A mortal dilemma….

Sometimes Community Solutions (ComSol) projects are so good we have to be careful we don’t get in trouble because of their sensitivities… Take our work wrapping up in an Israeli hospice center as an example. The project developed from personal experience of our colleague there who spent long days and nights alongside her terminally-ill relative in hospice care….

In ComSol we build strong relationships with community leaders around the world and through those relationships we work with those leaders to create stronger community through technology solutions designed to address a specific community problem. In this case, the problem was finding a way to increase quality of life for surviving relatives of hospice patients.

Hospice centers certainly make the process of dying more dignifying, but caring for a loved one still can be a long, emotion-filled, demanding process for everyone. Even minor nuisances can become major stressors. My colleague often sat by her sleeping or heavily sedated relative’s bed waiting – with little to do and no real instant communication between her and her other relatives. She said she would have benefited from having something to take her mind off the situation as she sat “during the long weeks not knowing whether it would be weeks or months….” Then an idea came to her: A wireless network in the hospice center sure would make it easier to stay in touch with the family during these moments and also provide a welcome distraction from the somber nature of this situation, she thought. She could work, surf the Internet and quietly communicate with her relatives. This year, her idea became a reality thanks to her leadership, a leading Israel telecom company called 012 golden line and Tel Hashomer Hospice. Together they installed a free WiFi network for family members of Tel Hashomer patients to use.

Some project participants saw the installation as having goodness written all over it and prepared to promote it in the local media. But wiser heads prevailed. They thought “how do you promote this good deed without being perceived as taking advantage of dying people?” In the end we decided to quietly promote it via the hospice’s website only. After all, Intel’s good deed is what matters: now, sons and daughters and mothers and fathers caring for their departing loved ones can stay in touch thanks to Intel Community Solutions. The results are what counts. This was a good project that could have been marred by bad publicity. I’m glad our folks in Israel were alert to the sensitivity.

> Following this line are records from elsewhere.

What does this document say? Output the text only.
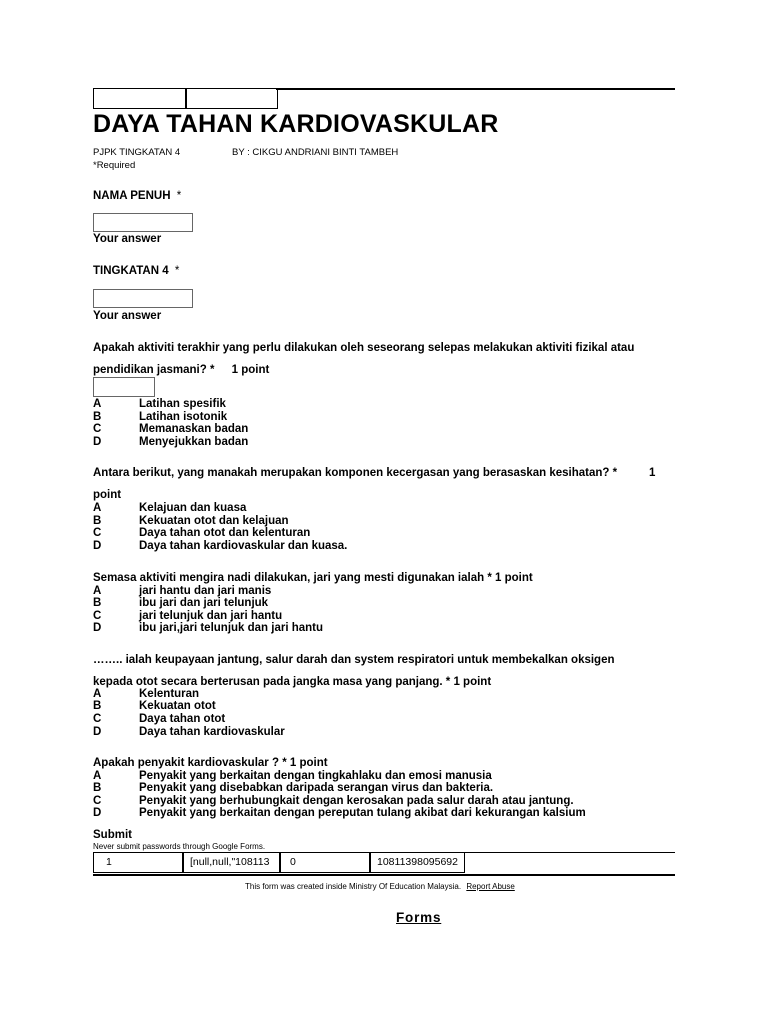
DAYA TAHAN KARDIOVASKULAR
PJPK TINGKATAN 4	BY : CIKGU ANDRIANI BINTI TAMBEH
*Required
NAMA PENUH *
Your answer
TINGKATAN 4 *
Your answer
Apakah aktiviti terakhir yang perlu dilakukan oleh seseorang selepas melakukan aktiviti fizikal atau
pendidikan jasmani? * 1 point
A	Latihan spesifik
B	Latihan isotonik
C	Memanaskan badan
D	Menyejukkan badan
Antara berikut, yang manakah merupakan komponen kecergasan yang berasaskan kesihatan? *	1
point
A	Kelajuan dan kuasa
B	Kekuatan otot dan kelajuan
C	Daya tahan otot dan kelenturan
D	Daya tahan kardiovaskular dan kuasa.
Semasa aktiviti mengira nadi dilakukan, jari yang mesti digunakan ialah * 1 point
A	jari hantu dan jari manis
B	ibu jari dan jari telunjuk
C	jari telunjuk dan jari hantu
D	ibu jari,jari telunjuk dan jari hantu
…….. ialah keupayaan jantung, salur darah dan system respiratori untuk membekalkan oksigen
kepada otot secara berterusan pada jangka masa yang panjang. * 1 point
A	Kelenturan
B	Kekuatan otot
C	Daya tahan otot
D	Daya tahan kardiovaskular
Apakah penyakit kardiovaskular ? * 1 point
A	Penyakit yang berkaitan dengan tingkahlaku dan emosi manusia
B	Penyakit yang disebabkan daripada serangan virus dan bakteria.
C	Penyakit yang berhubungkait dengan kerosakan pada salur darah atau jantung.
D	Penyakit yang berkaitan dengan pereputan tulang akibat dari kekurangan kalsium
Submit
Never submit passwords through Google Forms.
1	[null,null,"108113	0	10811398095692
This form was created inside Ministry Of Education Malaysia. Report Abuse
Forms
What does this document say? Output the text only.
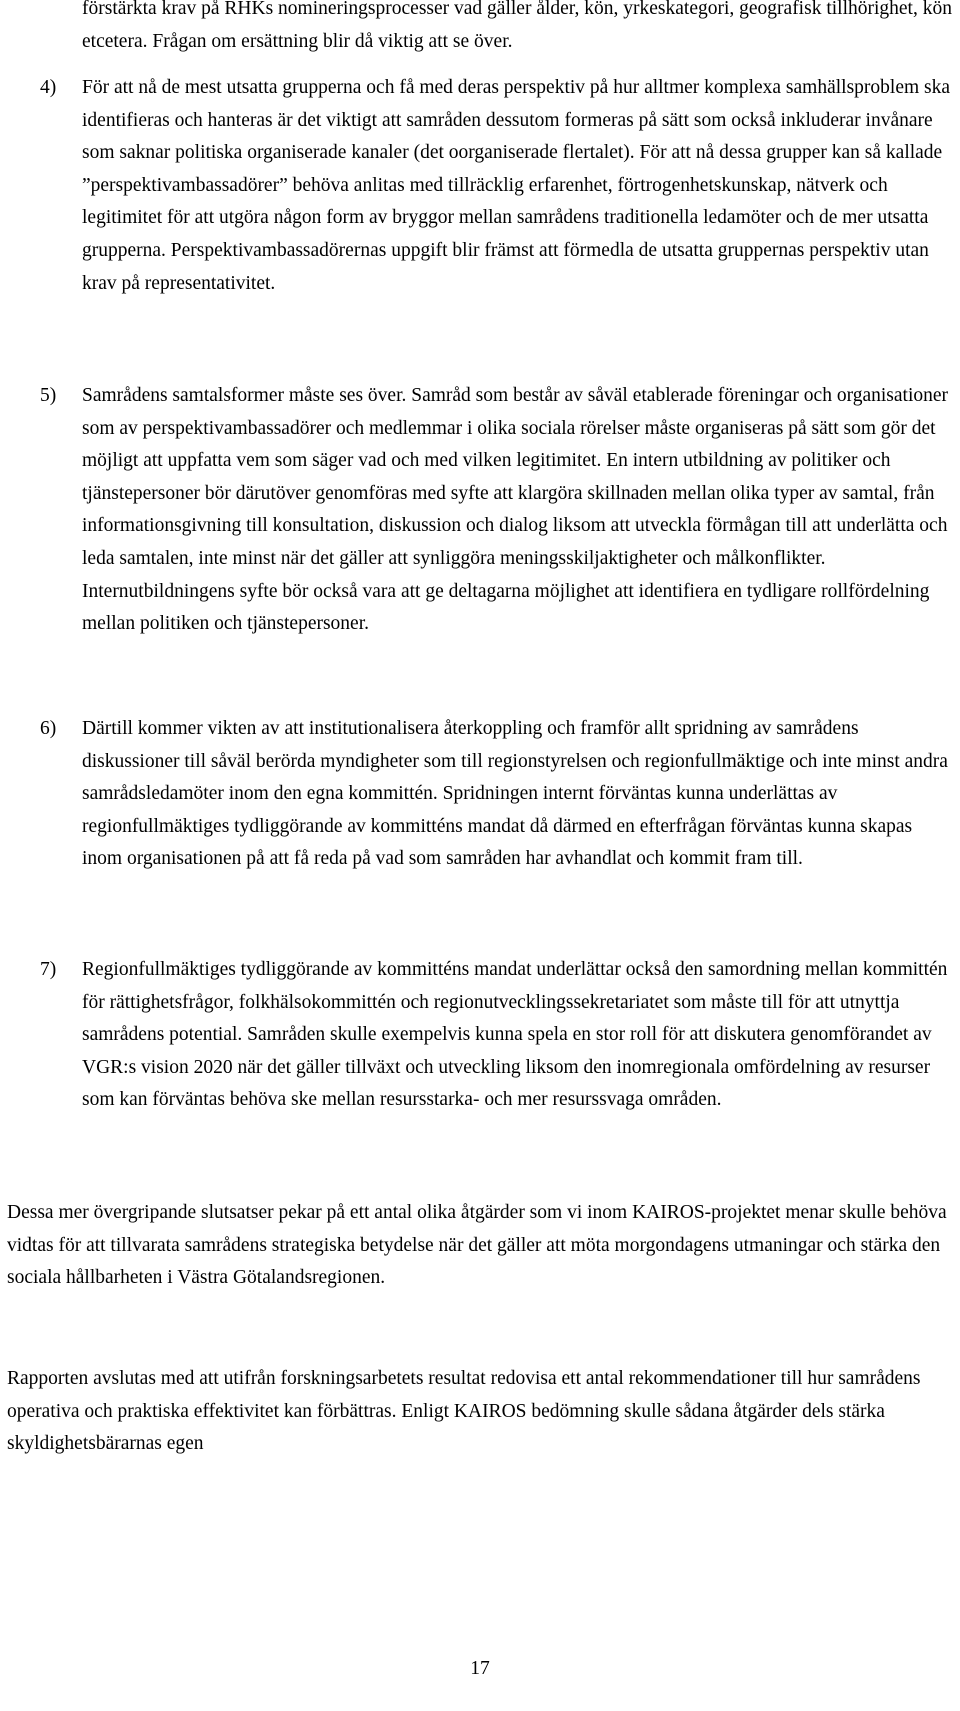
förstärkta krav på RHKs nomineringsprocesser vad gäller ålder, kön, yrkeskategori, geografisk tillhörighet, kön etcetera. Frågan om ersättning blir då viktig att se över.

4) För att nå de mest utsatta grupperna och få med deras perspektiv på hur alltmer komplexa samhällsproblem ska identifieras och hanteras är det viktigt att samråden dessutom formeras på sätt som också inkluderar invånare som saknar politiska organiserade kanaler (det oorganiserade flertalet). För att nå dessa grupper kan så kallade ”perspektivambassadörer” behöva anlitas med tillräcklig erfarenhet, förtrogenhetskunskap, nätverk och legitimitet för att utgöra någon form av bryggor mellan samrådens traditionella ledamöter och de mer utsatta grupperna. Perspektivambassadörernas uppgift blir främst att förmedla de utsatta gruppernas perspektiv utan krav på representativitet.

5) Samrådens samtalsformer måste ses över. Samråd som består av såväl etablerade föreningar och organisationer som av perspektivambassadörer och medlemmar i olika sociala rörelser måste organiseras på sätt som gör det möjligt att uppfatta vem som säger vad och med vilken legitimitet. En intern utbildning av politiker och tjänstepersoner bör därutöver genomföras med syfte att klargöra skillnaden mellan olika typer av samtal, från informationsgivning till konsultation, diskussion och dialog liksom att utveckla förmågan till att underlätta och leda samtalen, inte minst när det gäller att synliggöra meningsskiljaktigheter och målkonflikter. Internutbildningens syfte bör också vara att ge deltagarna möjlighet att identifiera en tydligare rollfördelning mellan politiken och tjänstepersoner.

6) Därtill kommer vikten av att institutionalisera återkoppling och framför allt spridning av samrådens diskussioner till såväl berörda myndigheter som till regionstyrelsen och regionfullmäktige och inte minst andra samrådsledamöter inom den egna kommittén. Spridningen internt förväntas kunna underlättas av regionfullmäktiges tydliggörande av kommitténs mandat då därmed en efterfrågan förväntas kunna skapas inom organisationen på att få reda på vad som samråden har avhandlat och kommit fram till.

7) Regionfullmäktiges tydliggörande av kommitténs mandat underlättar också den samordning mellan kommittén för rättighetsfrågor, folkhälsokommittén och regionutvecklingssekretariatet som måste till för att utnyttja samrådens potential. Samråden skulle exempelvis kunna spela en stor roll för att diskutera genomförandet av VGR:s vision 2020 när det gäller tillväxt och utveckling liksom den inomregionala omfördelning av resurser som kan förväntas behöva ske mellan resursstarka- och mer resurssvaga områden.

Dessa mer övergripande slutsatser pekar på ett antal olika åtgärder som vi inom KAIROS-projektet menar skulle behöva vidtas för att tillvarata samrådens strategiska betydelse när det gäller att möta morgondagens utmaningar och stärka den sociala hållbarheten i Västra Götalandsregionen.

Rapporten avslutas med att utifrån forskningsarbetets resultat redovisa ett antal rekommendationer till hur samrådens operativa och praktiska effektivitet kan förbättras. Enligt KAIROS bedömning skulle sådana åtgärder dels stärka skyldighetsbärarnas egen

17
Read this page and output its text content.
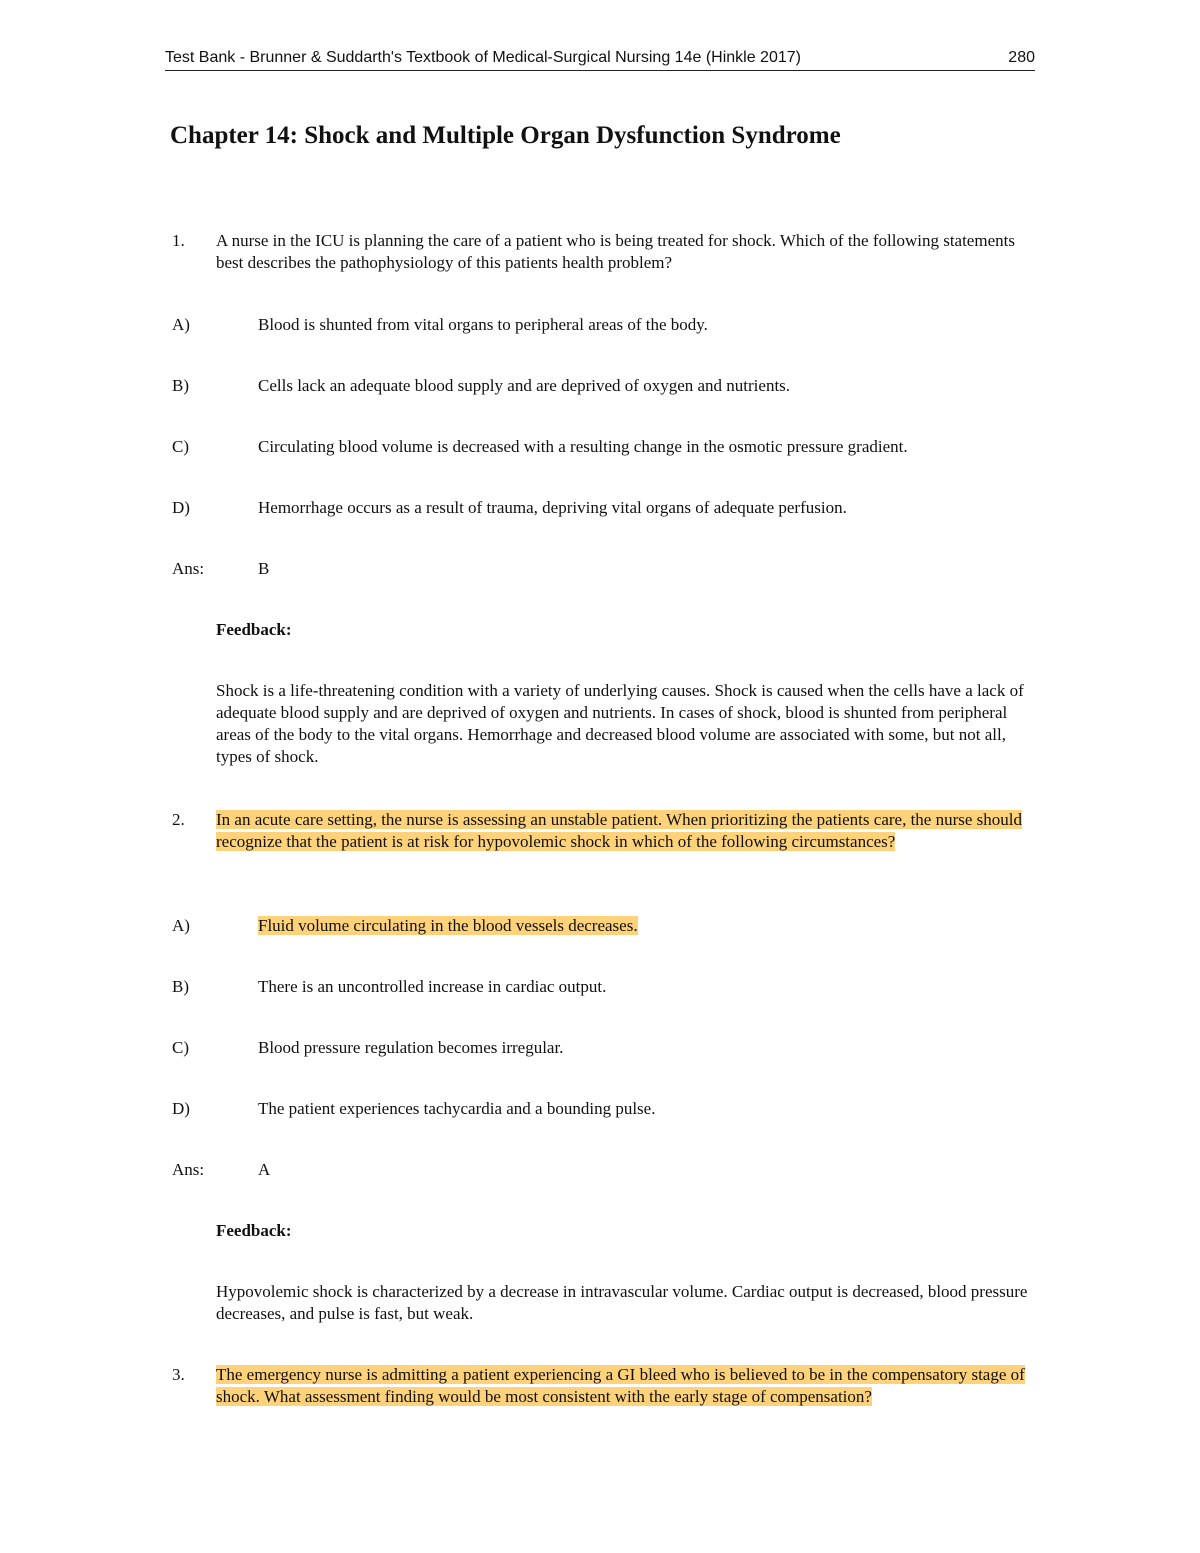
Test Bank - Brunner & Suddarth's Textbook of Medical-Surgical Nursing 14e (Hinkle 2017)	280
Chapter 14: Shock and Multiple Organ Dysfunction Syndrome
1.	A nurse in the ICU is planning the care of a patient who is being treated for shock. Which of the following statements best describes the pathophysiology of this patients health problem?
A)	Blood is shunted from vital organs to peripheral areas of the body.
B)	Cells lack an adequate blood supply and are deprived of oxygen and nutrients.
C)	Circulating blood volume is decreased with a resulting change in the osmotic pressure gradient.
D)	Hemorrhage occurs as a result of trauma, depriving vital organs of adequate perfusion.
Ans:	B
Feedback:
Shock is a life-threatening condition with a variety of underlying causes. Shock is caused when the cells have a lack of adequate blood supply and are deprived of oxygen and nutrients. In cases of shock, blood is shunted from peripheral areas of the body to the vital organs. Hemorrhage and decreased blood volume are associated with some, but not all, types of shock.
2.	In an acute care setting, the nurse is assessing an unstable patient. When prioritizing the patients care, the nurse should recognize that the patient is at risk for hypovolemic shock in which of the following circumstances?
A)	Fluid volume circulating in the blood vessels decreases.
B)	There is an uncontrolled increase in cardiac output.
C)	Blood pressure regulation becomes irregular.
D)	The patient experiences tachycardia and a bounding pulse.
Ans:	A
Feedback:
Hypovolemic shock is characterized by a decrease in intravascular volume. Cardiac output is decreased, blood pressure decreases, and pulse is fast, but weak.
3.	The emergency nurse is admitting a patient experiencing a GI bleed who is believed to be in the compensatory stage of shock. What assessment finding would be most consistent with the early stage of compensation?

It’s nice to work with professionals. See the hospice website for mention of Intel’s donation. Fair warning: it’s in Hebrew.

2 Responses to A mortal dilemma….

  1. Martha says:

    One wonderful benefit of hospice care is the support of the friends and family in addition to the services for the terminally-ill. This is a wonderful application of how the “cold” technology we work with every day “warms-up” when touched by people. Thanks for sharing the story with us! My family experienced something similar with Children’s Hospital of Philadelphia, their care pages allow families to securely post updates so they don’t have to repeat the update individually to every single family memeber separately (we have a big extended family ;-) . We were so far away but were able to keep track of progress and send well wishes.
    http://www.carepages.com/chop

  2. Perry Gruber says:

    Thanks for your comments Martha and for sharing your own personal story. I’m sure my colleague will find it interesting so I’m going to forward your comments to her.